Fast-forward to 2021. While it has been a few years, not much has changed.

There are still myriad examples of how language can be biased when talking about women and men. Most of the time, this bias is unconscious. Interestingly, nowadays there is also so-called machine bias (thank you, AI). A study found that Google Translate more often assumes that roles in science, technology engineering and medicine are held by men, when translating from gender-neutral languages to English.

To me, this is all about inequity. If all CFOs would be called ‘Lady CFO’ or ‘Gentleman CFO’ or if all doctors were introduced as ‘Jane’ or ‘John’ that would be totally fine. Also, if Google would translate according to gender demographics, but that is not yet the case.

Why does this happen? Is it because in general women are not seen as leaders? Or is it because some may believe they do not deserve equal respect? And what impact does this have on our society?

Going back to the way we use our words. In most cases the unequal use of language to talk about women and men is unconscious. But why is it still there? And how can we make our language fairer for women? More equal for men and women?

Firstly, I believe, we can promote change by reflecting and promoting reflection on how the unequal use of language makes people feel.
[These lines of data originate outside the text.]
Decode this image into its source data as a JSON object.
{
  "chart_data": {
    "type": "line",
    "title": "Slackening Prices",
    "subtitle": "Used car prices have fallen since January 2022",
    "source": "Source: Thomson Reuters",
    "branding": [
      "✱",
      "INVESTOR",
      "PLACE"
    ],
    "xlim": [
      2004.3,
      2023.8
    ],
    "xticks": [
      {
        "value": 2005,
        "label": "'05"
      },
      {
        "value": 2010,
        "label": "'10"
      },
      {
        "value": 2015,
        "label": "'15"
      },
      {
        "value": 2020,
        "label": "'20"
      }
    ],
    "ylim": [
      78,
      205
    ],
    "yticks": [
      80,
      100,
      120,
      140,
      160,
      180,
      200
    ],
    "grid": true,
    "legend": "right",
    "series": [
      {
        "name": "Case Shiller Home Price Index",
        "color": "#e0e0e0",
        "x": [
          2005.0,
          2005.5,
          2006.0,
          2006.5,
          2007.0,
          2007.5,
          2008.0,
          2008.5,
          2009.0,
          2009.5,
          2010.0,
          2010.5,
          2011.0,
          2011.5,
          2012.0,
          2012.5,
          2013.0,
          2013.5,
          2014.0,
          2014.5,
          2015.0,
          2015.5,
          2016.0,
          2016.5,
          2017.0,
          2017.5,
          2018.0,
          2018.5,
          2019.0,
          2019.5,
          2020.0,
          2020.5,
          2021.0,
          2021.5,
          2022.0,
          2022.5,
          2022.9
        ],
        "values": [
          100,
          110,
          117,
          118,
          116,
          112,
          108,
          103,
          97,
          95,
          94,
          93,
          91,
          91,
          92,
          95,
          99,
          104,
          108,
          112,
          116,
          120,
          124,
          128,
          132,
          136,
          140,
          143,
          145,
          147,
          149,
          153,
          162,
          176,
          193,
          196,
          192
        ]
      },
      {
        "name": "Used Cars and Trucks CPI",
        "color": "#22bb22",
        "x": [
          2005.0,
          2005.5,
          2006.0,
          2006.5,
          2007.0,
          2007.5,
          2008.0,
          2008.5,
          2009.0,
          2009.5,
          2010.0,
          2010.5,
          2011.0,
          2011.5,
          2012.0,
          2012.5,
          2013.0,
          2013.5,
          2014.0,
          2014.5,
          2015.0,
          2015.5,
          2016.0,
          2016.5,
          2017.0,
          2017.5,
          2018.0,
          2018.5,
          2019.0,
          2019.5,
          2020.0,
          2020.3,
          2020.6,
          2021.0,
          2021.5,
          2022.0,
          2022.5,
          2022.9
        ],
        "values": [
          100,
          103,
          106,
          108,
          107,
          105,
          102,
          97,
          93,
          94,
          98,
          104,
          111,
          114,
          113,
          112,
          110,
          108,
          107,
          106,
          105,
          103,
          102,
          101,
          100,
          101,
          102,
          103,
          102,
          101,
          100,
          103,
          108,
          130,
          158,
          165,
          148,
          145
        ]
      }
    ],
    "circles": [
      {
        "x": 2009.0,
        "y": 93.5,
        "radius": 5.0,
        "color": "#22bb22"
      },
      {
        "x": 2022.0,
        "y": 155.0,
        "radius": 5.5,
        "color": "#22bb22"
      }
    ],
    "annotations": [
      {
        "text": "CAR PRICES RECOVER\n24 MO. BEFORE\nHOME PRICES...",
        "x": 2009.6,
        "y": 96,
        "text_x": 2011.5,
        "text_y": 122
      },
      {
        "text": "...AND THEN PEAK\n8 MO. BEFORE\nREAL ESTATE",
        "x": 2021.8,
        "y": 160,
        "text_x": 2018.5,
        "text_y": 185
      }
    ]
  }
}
How do you think Ruth Porat felt when introduced as the ‘Lady CFO?’ Or all the other ‘ladies’ and doctors who were not addressed by their professional ‘doctor’ title? I believe they were at least caught off guard, perhaps intimidated or even belittled.

Eliminating the use of gender-biased language and replacing it with gender-neutral language can feel unnatural, awkward and even inaccurate at first. Here are some guidelines to help you in your transition to more inclusion language, according to the Anti-Defamation League:

  • Refer to genders equally and make references consistent: For example, not “Mr. Brown and Julia” but “Mr. Brown and Ms. Smith.” The same goes for professional titles in introductions.
  • Include all people in general references: Instead of “guys,” refer to a group as “people” or “folks.” This will better allow you to communicate to all reference points.
  • Use collective pronouns: Whenever possible, avoid unnecessary gender pronouns. Instead of using “his or her”, use the word “their,” which is gender neutral. If you are talking about or with people, ask what their pronouns are.
  • Substitute words for job titles that reinforce assumptions that women and men are restricted to certain professional roles: Use terms like “police officer” or “chair” instead of “policeman” and “chairman.” This can also be applied when promoting or describing a job posting or professional role.

It’s important to be conscious of our words, as they are very powerful. They reflect personality, culture, and society and at the same time, shape them in return. Words also influence greatly how people see their worlds. So next time you refer to or describe a woman, please ask yourself if you would do so similarly if it were a man. Think of it as ‘verbal hygiene’ where our statements become cleaner, more inclusive, and fairer. Let’s make this world more equal one step at the time, one word at the time.